1944 was the year in which Horst Helmus turned eighteen. For several years, the German from Gummersbach, a town east of Cologne, had been spared the worst effects of the Nazi wars of aggression. But Hitler’s last gamble in the Ardennes changed all that in the blink of an eye.
Gummersbach was a sleepy town with a picturesque medieval church that appeared unlikely to attract the horrors of war. True, some townspeople had disappeared, apparently because of their Jewish blood, but this was only whispered about. And Horst Helmus was well aware that more than one thousand British bombers had ravaged Cologne as early as May 1942, but that was fifty kilometers away.

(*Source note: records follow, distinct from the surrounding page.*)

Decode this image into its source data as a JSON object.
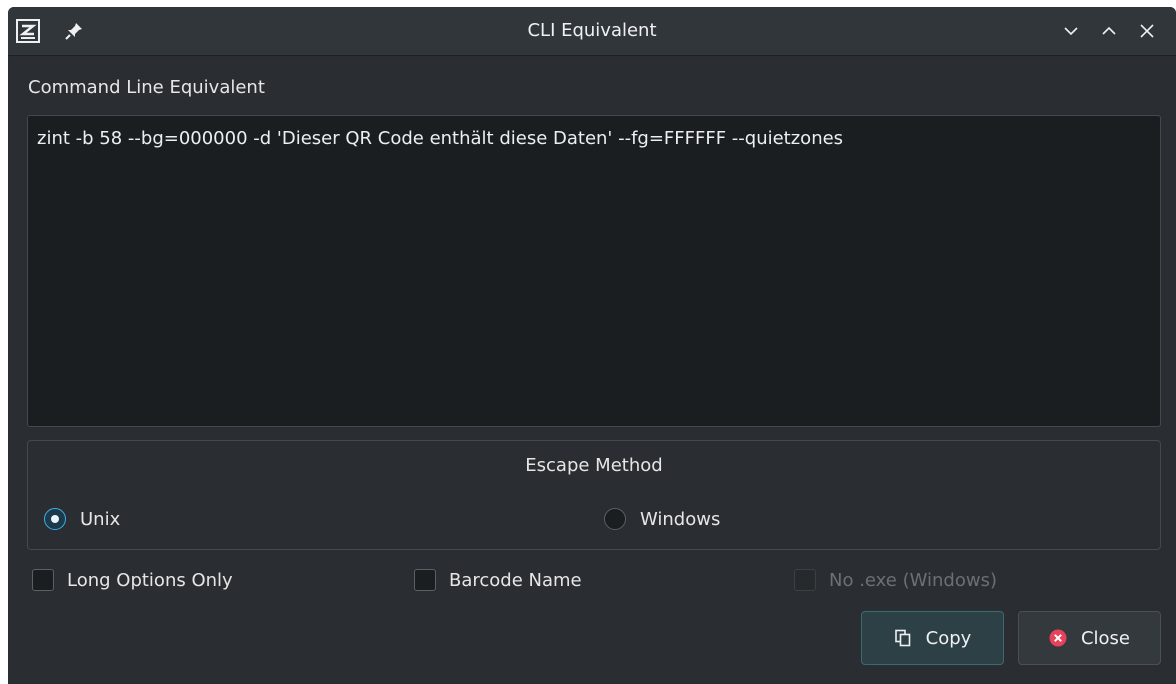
{
  "window": {
    "title": "CLI Equivalent"
  },
  "titlebar": {
    "app_icon": "zint-logo-icon",
    "pin_icon": "pin-icon",
    "buttons": [
      "minimize-icon",
      "maximize-icon",
      "close-icon"
    ]
  },
  "command": {
    "label": "Command Line Equivalent",
    "text": "zint -b 58 --bg=000000 -d 'Dieser QR Code enthält diese Daten' --fg=FFFFFF --quietzones"
  },
  "escape_method": {
    "title": "Escape Method",
    "options": [
      {
        "label": "Unix",
        "checked": true
      },
      {
        "label": "Windows",
        "checked": false
      }
    ]
  },
  "options": [
    {
      "label": "Long Options Only",
      "checked": false,
      "enabled": true
    },
    {
      "label": "Barcode Name",
      "checked": false,
      "enabled": true
    },
    {
      "label": "No .exe (Windows)",
      "checked": false,
      "enabled": false
    }
  ],
  "buttons": {
    "copy_label": "Copy",
    "close_label": "Close"
  },
  "colors": {
    "accent": "#3daee9",
    "close_icon_red": "#e8415c",
    "background": "#2a2e32"
  }
}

Gradually, the war sneaked closer. In December 1943 an air raid unexpectedly destroyed parts of Gummersbach. In December 1944, Horst suddenly found himself in uniform as part of an anti-tank battalion. The atmosphere among the men in his unit, the 26thVolksgrenadier Division, was electric. They were poised for fighting the Allies and taking revenge for the bombing of their homeland and the defeats in Normandy and Russia. “I am so excited that I feel wound up,” Horst scribbled in his diary. “The same goes for my comrades.”
But as Horst and his comrades tried in vain to make their cannons defeat the Allied forces in the Ardennes, they discovered that there was no glory in war. Fighter-bombers pounced from the sky, “again and again,” Horst observed aghast, “driving us insane.” At the end of one strafing raid, Horst was devastated to find a fellow eighteen-year-old who had become his friend dead in a puddle of blood that had pulsed from a cut artery. Horst survived the war and returned home, trying hard to make sense of his experiences in a series of poignant drawings.